Writer of the graphic novel Kill All Monsters. Podcaster.
Tuesday, November 19, 2019
Hellbent for Letterbox | The Professionals (1966)
Pax and I are joined by Shawn Robare (Cult Film Club) to ruminate on Richard Brooks' end-of-the-West saga starring Lee Marvin, Burt Lancaster, Woody Strode, Robert Ryan, Claudia Cardinale, and Jack Palance.
Good morning, guys. Heck of a show! "Riding on his own coattails..." I love that, and intend to add it to my own vernacular. My history with The Professionals comes from an entirely different perspective than you youngsters. This movie was about a year old when I first saw it, which would make me 19 or just barely 20. Like all American kids of my generation, I had grown up on TV and big, sprawling movie westerns. The chief boy-toy in our neighborhood was the gun, and everybody had their favorite; I had a plastic "mare's leg" and open holster from Wanted Dead or Alive. Westerns were all the same back then. There were either a gang of bad guys who "owned" a town, or a gang of bad guys came to town, and the shiny white-hatted hero and his loyal sidekick had to clean it up. Period.
So, when I saw The Professionals, I was steeped in this lore as well as being young and unsophisticated, and I bought into the plot hook, line, and sinker. The end twist came as a complete surprise, and I walked away stunned. This turned the heretofore formulaic western on its head, and opened the door to everything that came after. Many westerns that followed kept the formula in place, and were every bit as enjoyable as those that came after, but this proved that the off-beat plot would work in a western, and we were treated to a good number of them in the years to come.
I had first encountered Woody Strode opposite Jock Mahoney in 1963's Tarzan's Three Challenges, and was thrilled to see him again, especially as a good guy. He played offensive end (what we would call a wide receiver) for the LA Rams in the 1940s. As you guys say, he had that quiet strength on camera, and was a credit to pretty much everything he was in.
I saw The Professionals only one other time, about three years after the first, and it is a testament to the groundbreaking nature of the film that it still resonates with me because of that twist that subverted the whole concept. My assessment is that this was a watershed event in the history of the western, and without it we may have never gotten, or at least had to wait a lot longer, for movies like Young Guns and other "the bad guys are the good guys" offerings.

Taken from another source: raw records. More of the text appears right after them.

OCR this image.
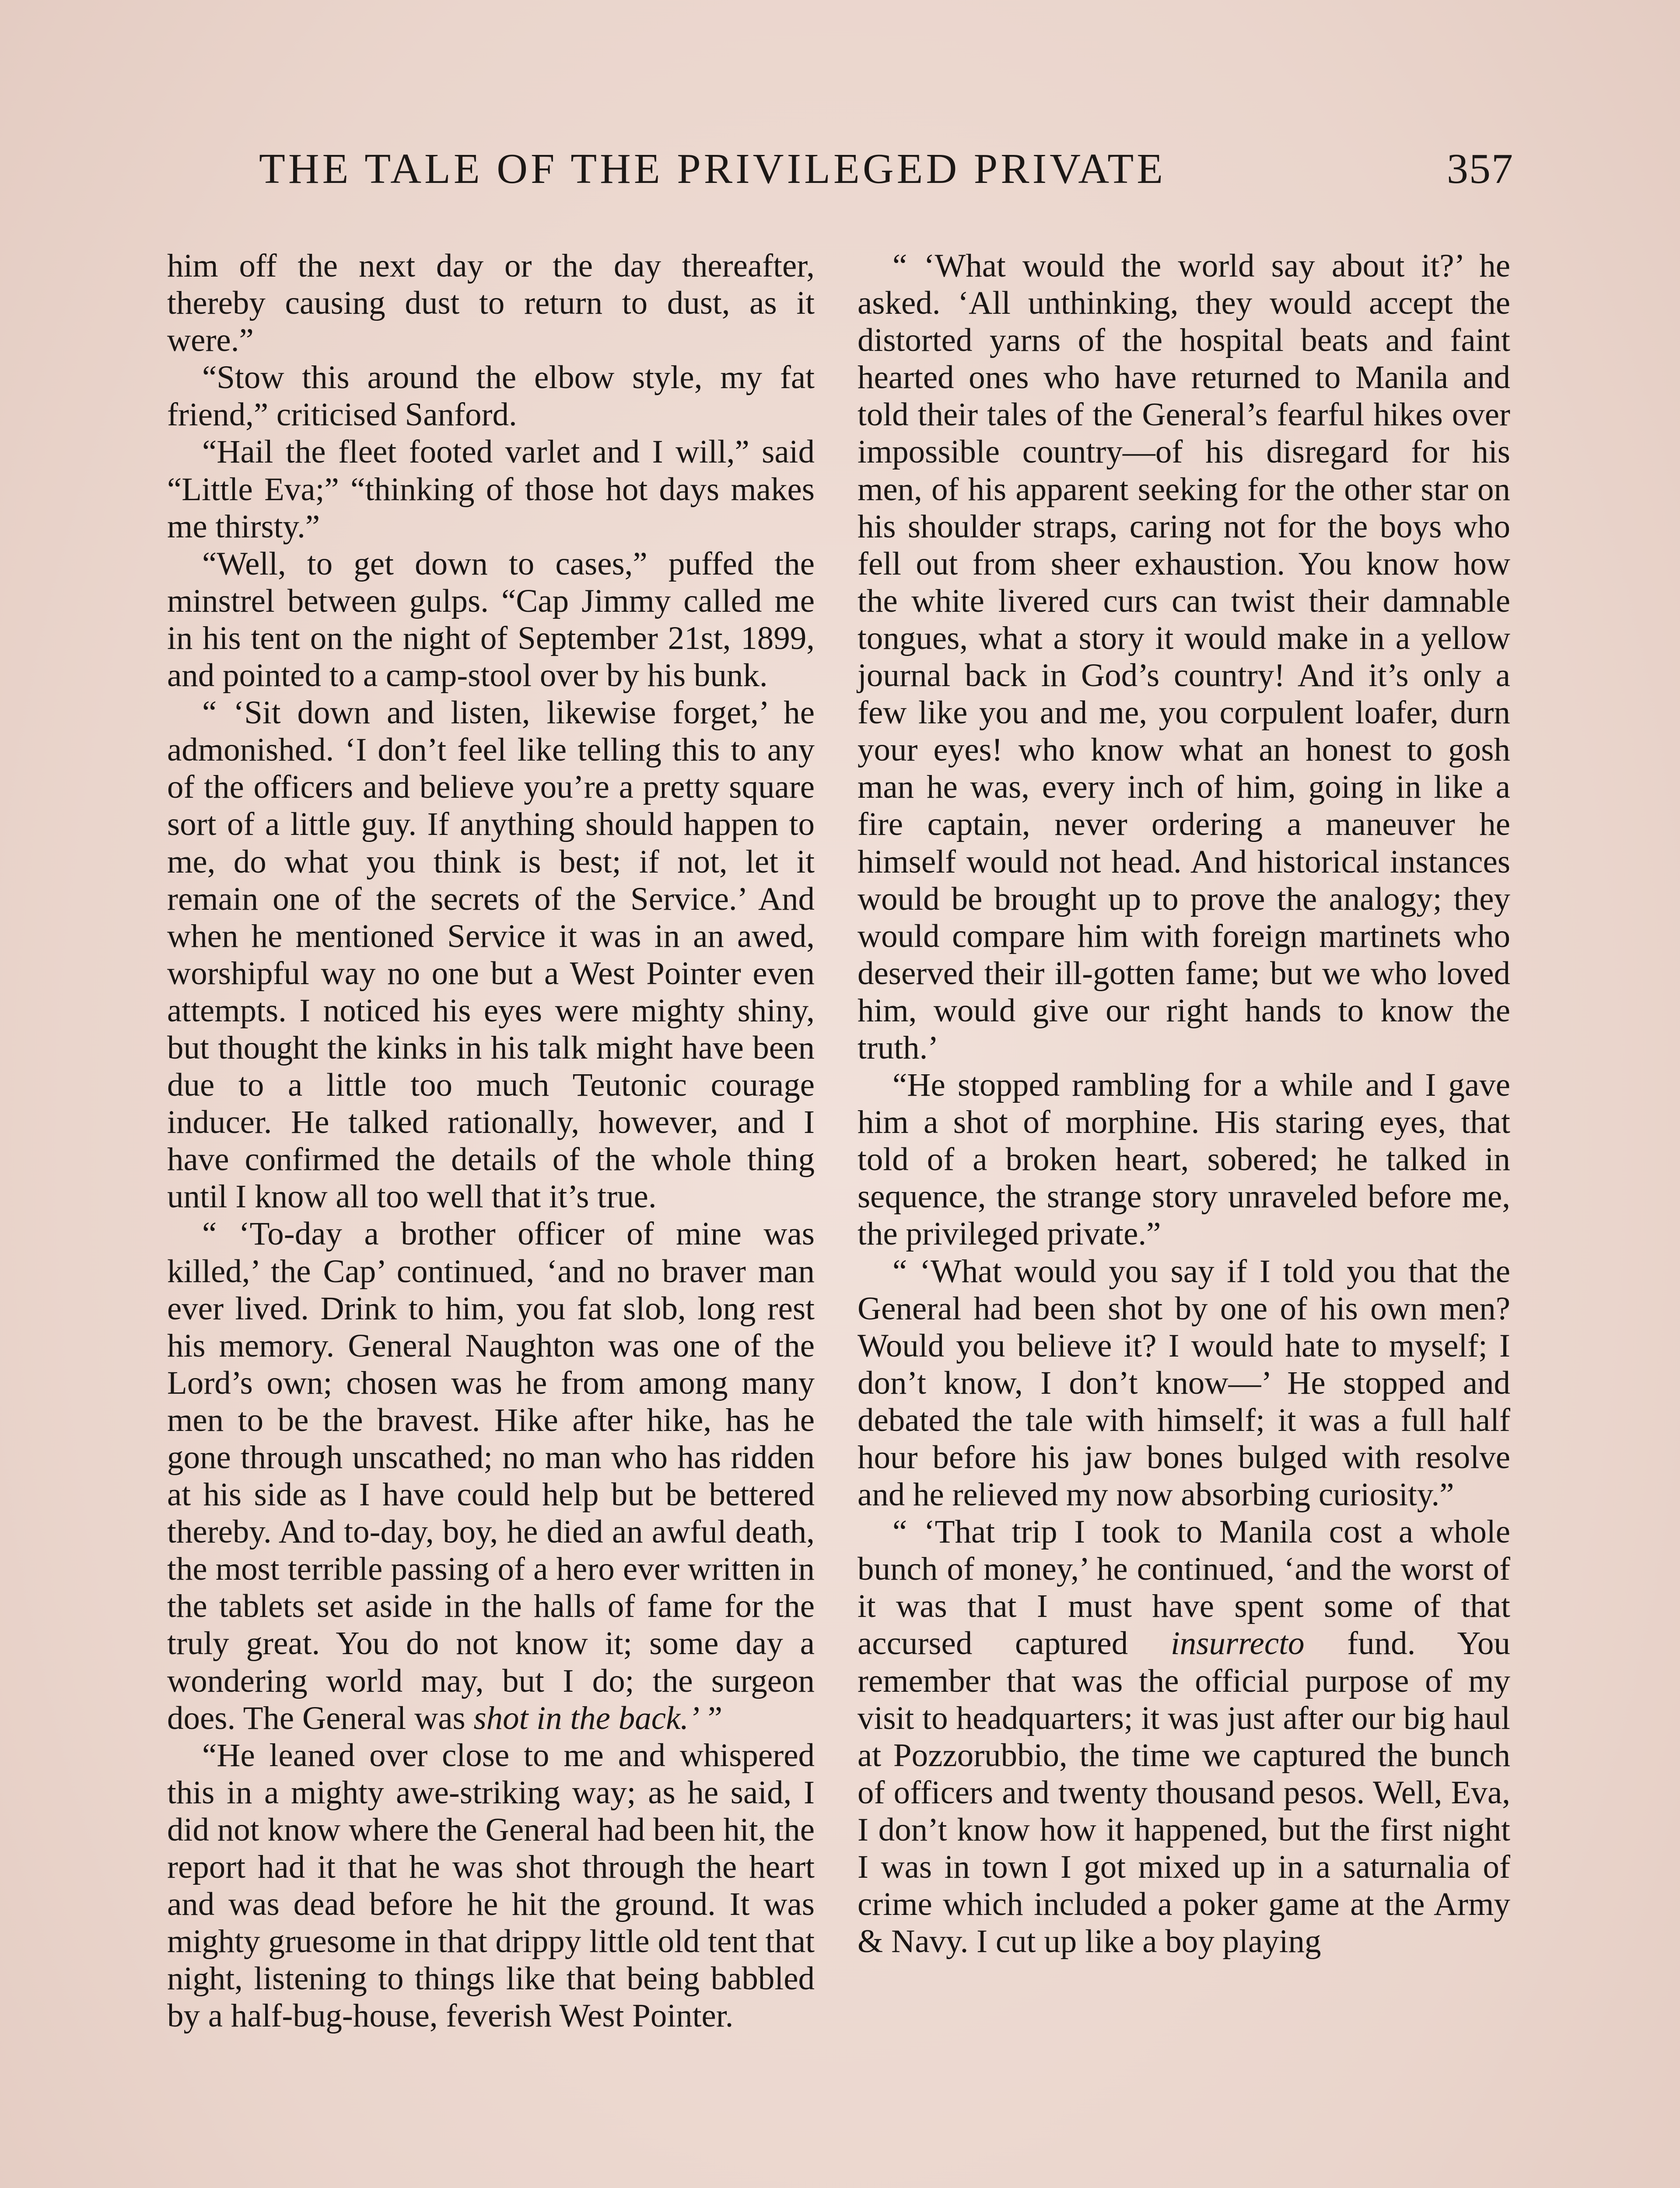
THE TALE OF THE PRIVILEGED PRIVATE	357

him off the next day or the day thereafter, thereby causing dust to return to dust, as it were.”

“Stow this around the elbow style, my fat friend,” criticised Sanford.

“Hail the fleet footed varlet and I will,” said “Little Eva;” “thinking of those hot days makes me thirsty.”

“Well, to get down to cases,” puffed the minstrel between gulps. “Cap Jimmy called me in his tent on the night of September 21st, 1899, and pointed to a camp-stool over by his bunk.

“ ‘Sit down and listen, likewise forget,’ he admonished. ‘I don’t feel like telling this to any of the officers and believe you’re a pretty square sort of a little guy. If anything should happen to me, do what you think is best; if not, let it remain one of the secrets of the Service.’ And when he mentioned Service it was in an awed, worshipful way no one but a West Pointer even attempts. I noticed his eyes were mighty shiny, but thought the kinks in his talk might have been due to a little too much Teutonic courage inducer. He talked rationally, however, and I have confirmed the details of the whole thing until I know all too well that it’s true.

“ ‘To-day a brother officer of mine was killed,’ the Cap’ continued, ‘and no braver man ever lived. Drink to him, you fat slob, long rest his memory. General Naughton was one of the Lord’s own; chosen was he from among many men to be the bravest. Hike after hike, has he gone through unscathed; no man who has ridden at his side as I have could help but be bettered thereby. And to-day, boy, he died an awful death, the most terrible passing of a hero ever written in the tablets set aside in the halls of fame for the truly great. You do not know it; some day a wondering world may, but I do; the surgeon does. The General was shot in the back.’ ”

“He leaned over close to me and whispered this in a mighty awe-striking way; as he said, I did not know where the General had been hit, the report had it that he was shot through the heart and was dead before he hit the ground. It was mighty gruesome in that drippy little old tent that night, listening to things like that being babbled by a half-bug-house, feverish West Pointer.

“ ‘What would the world say about it?’ he asked. ‘All unthinking, they would accept the distorted yarns of the hospital beats and faint hearted ones who have returned to Manila and told their tales of the General’s fearful hikes over impossible country—of his disregard for his men, of his apparent seeking for the other star on his shoulder straps, caring not for the boys who fell out from sheer exhaustion. You know how the white livered curs can twist their damnable tongues, what a story it would make in a yellow journal back in God’s country! And it’s only a few like you and me, you corpulent loafer, durn your eyes! who know what an honest to gosh man he was, every inch of him, going in like a fire captain, never ordering a maneuver he himself would not head. And historical instances would be brought up to prove the analogy; they would compare him with foreign martinets who deserved their ill-gotten fame; but we who loved him, would give our right hands to know the truth.’

“He stopped rambling for a while and I gave him a shot of morphine. His staring eyes, that told of a broken heart, sobered; he talked in sequence, the strange story unraveled before me, the privileged private.”

“ ‘What would you say if I told you that the General had been shot by one of his own men? Would you believe it? I would hate to myself; I don’t know, I don’t know—’ He stopped and debated the tale with himself; it was a full half hour before his jaw bones bulged with resolve and he relieved my now absorbing curiosity.”

“ ‘That trip I took to Manila cost a whole bunch of money,’ he continued, ‘and the worst of it was that I must have spent some of that accursed captured insurrecto fund. You remember that was the official purpose of my visit to headquarters; it was just after our big haul at Pozzorubbio, the time we captured the bunch of officers and twenty thousand pesos. Well, Eva, I don’t know how it happened, but the first night I was in town I got mixed up in a saturnalia of crime which included a poker game at the Army & Navy. I cut up like a boy playing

A suggestion: You may have done this already, I'm not going to scour 1000+ entries to check, but if you haven't, look up 1968's Blue, one of the unconventional westerns engendered by The Professionals. Starring Terrance Stamp and Joanna Pettit, with Karl Malden and Ricardo Montalban in supporting roles, Blue is an ultraviolent (for the time) tale of an American boy taken by Mexican bandits and raised as the leader's adopted son under the name Azul, for the color of his eyes, and his unexpected interactions with some Texas settlers who should be his mortal enemies, but somehow aren't.
And I'll wrap it up right there. This was a hell of an episode, and brought back some great memories. I'll have to drop in again sometime and see what you guys are up to. All the best in all things always!